In the drawing the child demonstrates an understanding of a number of the key concepts pertaining to the physics description given in this book. Ellie is drawn as a cloud, and further has added arrows denoting that she is spinning in one direction only. In the book Ellie says that she only spins one way, and an understanding of this complex concept is readily evident in the drawing. Further preliminary work done with children four and five years of age indicated they had learnt some basic language of Quantum Physics. For example they were able to say the words electron, spin and other quantum physics terms introduced in the story. They demonstrated an understanding of the size of the quantum (atomic) world. Furthermore, they were able to begin to rationalise specific constructs. One child wanted to know how old the electron was. Is it five years old?, he asked. No, another little boy said. It cannot be five years old as it is very, very small. Such conceptualisation of size being related to age can be argued to be an example of rudimentary and personally relevant abstraction. This is an important aspect because the stories engage the children with quantum theory by means of transporting the child into another world; the world of the very, very small. The childs engagement is maintained through the characterization in the book. Ellie appears to be a regular little girl, with a personality she gets up to mischief, however her world is different to ours and runs on different rules that of quantum theory. Uncertainty is a defining feature of where she lives, which is another of Quantum Physics essential truths: as figure 1 indicates, the quantum world is probabilistic. The fact that children play with the ideas in the Ellie the Electron series is part of the learning process. The books are not didactic texts: they are not science textbooks. Rather they are storybooks: dialectic, suggestive, informative, encouraging responses, stimulating imagination and co-incidentally preparing the child for future discoveries in the field of quantum theory. The books are designed to entertain but that is not to

say that because of that, they contradict the principles of the scientific process. Using either descriptors or representations, scientists build models to codify their understanding at any given stage. As understanding changes, these models are altered. The books mimic the scientific process.

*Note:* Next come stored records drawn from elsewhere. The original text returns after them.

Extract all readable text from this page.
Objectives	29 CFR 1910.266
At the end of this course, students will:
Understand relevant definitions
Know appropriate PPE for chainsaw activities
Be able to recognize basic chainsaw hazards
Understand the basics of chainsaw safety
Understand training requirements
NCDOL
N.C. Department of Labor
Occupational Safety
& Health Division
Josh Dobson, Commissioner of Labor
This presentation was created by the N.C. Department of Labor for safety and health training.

As the child develops, their ideas on quantum theory will evolve in order to accommodate an increased understanding of the topic. They will operate increasingly less in the imaginative process as a more rigorous understanding of the theory develops. In developmental terms, their schema will be accreted and tuned as they need to accommodate more complex models and conceptual understandings, and vice versa: as their schema become more finely tuned they will be able to develop more complex models and conceptual understandings. This model of cognition aligns with the Dynamicist Theory which sees cognition as a multidimensional space of all possible thoughts and behaviors that is traversed by a path of thinking (Van Gelder & Port, 1995). Ellie introduces a language base for quantum theory. It is reasonable to expect that words such as spin, cloud and hop are familiar to the child. However, the books elaborate on their standard meaning and add a sub-atomic aspect to them. These words are genuine Quantum Physics terms, and familiarity with their extended meanings will prepare the child for future understandings. Our argument is that with familiarity with the language and ideas will come a more intuitive and deeper understanding of Quantum Physics. The question we have posed is whether pre-operational children can learn sophisticated science concepts and what benefit that would have. We have posited the notion that as long as the essential integrity of the scientific concepts is maintained and the material is presented in such a way that accommodates the childs learning capacity, children can learn the basic concepts and language of the most complex scientific concepts. The benefits to the child are manifold; facilitating a familiarity with Science that may go some way to preventing the often reported disenchantment with the discipline that becomes evident in late primary and early secondary school children. We have argued that such a negative attitude towards Science can be changed all we need to do is spin it the right way.